BORSE SOSPESE IN ATTESA DI DRAGHI SUPERSTAR. LA CINA SEGNA IL PASSO, NUVO RECORD PER S&P 

Il D- day, giusto 24 ore prima del 70esimo anniversario dello sbarco in Normandia, è arrivato. Alle 14 e trenta, ora di Francoforte Mario Draghi annuncerà le decisioni della Banca Centrale per contrastare la caduta dei prezzi e l’ascesa dell’euro. Al solito, oltre alle misure di giornata, conterà il tono e lo stesso cipiglio del banchiere. Ma stavolta, dopo tante promesse, i mercato attendono fatti.

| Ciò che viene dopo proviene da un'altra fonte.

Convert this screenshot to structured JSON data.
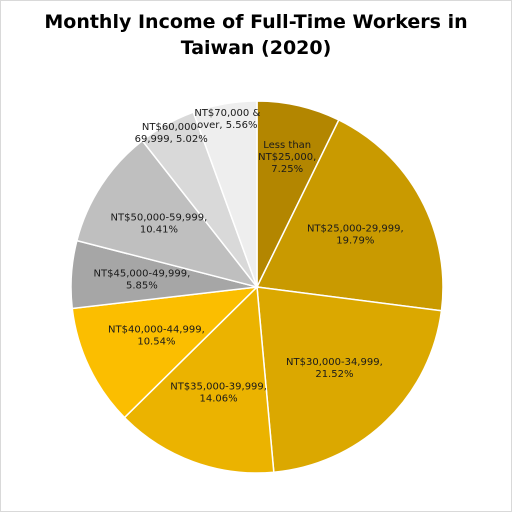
{
  "chart_data": {
    "type": "pie",
    "title_lines": [
      "Monthly Income of Full-Time Workers in",
      "Taiwan (2020)"
    ],
    "slices": [
      {
        "label_lines": [
          "Less than",
          "NT$25,000,",
          "7.25%"
        ],
        "value": 7.25,
        "color": "#b38600"
      },
      {
        "label_lines": [
          "NT$25,000-29,999,",
          "19.79%"
        ],
        "value": 19.79,
        "color": "#c99a00"
      },
      {
        "label_lines": [
          "NT$30,000-34,999,",
          "21.52%"
        ],
        "value": 21.52,
        "color": "#dba800"
      },
      {
        "label_lines": [
          "NT$35,000-39,999,",
          "14.06%"
        ],
        "value": 14.06,
        "color": "#ebb300"
      },
      {
        "label_lines": [
          "NT$40,000-44,999,",
          "10.54%"
        ],
        "value": 10.54,
        "color": "#fbbe00"
      },
      {
        "label_lines": [
          "NT$45,000-49,999,",
          "5.85%"
        ],
        "value": 5.85,
        "color": "#a6a6a6"
      },
      {
        "label_lines": [
          "NT$50,000-59,999,",
          "10.41%"
        ],
        "value": 10.41,
        "color": "#bfbfbf"
      },
      {
        "label_lines": [
          "NT$60,000-",
          "69,999, 5.02%"
        ],
        "value": 5.02,
        "color": "#d9d9d9"
      },
      {
        "label_lines": [
          "NT$70,000 &",
          "over, 5.56%"
        ],
        "value": 5.56,
        "color": "#eeeeee"
      }
    ]
  }
}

Tra le misure più gettonate: a) il taglio dei tassi di 10-15 punti base; b) stop alla sterilizzazione dei titoli già in portafoglio: c) un nuovo Ltro, stavolta sul modello inglese del Funding for lending pe favorire l’affluso del credito alle pmi; d) misure a supporti degli Abs.

Mai le attese dei mercati sono state così alte, e questo spiega il clima di diffusa incertezza la vigilia del direttorio della Bce. La Borsa di Londra è arretrata ieri dello 0,5%. Quasi piatti i listini dell’eurozona: Parigi -0,03%, Francoforte +0,07%, Madrid -0,1%. Piazza Affari, per quasi tutta la giornata sotto di mezzo punto, ha recuperato nel finale chiudendo a -0,16%.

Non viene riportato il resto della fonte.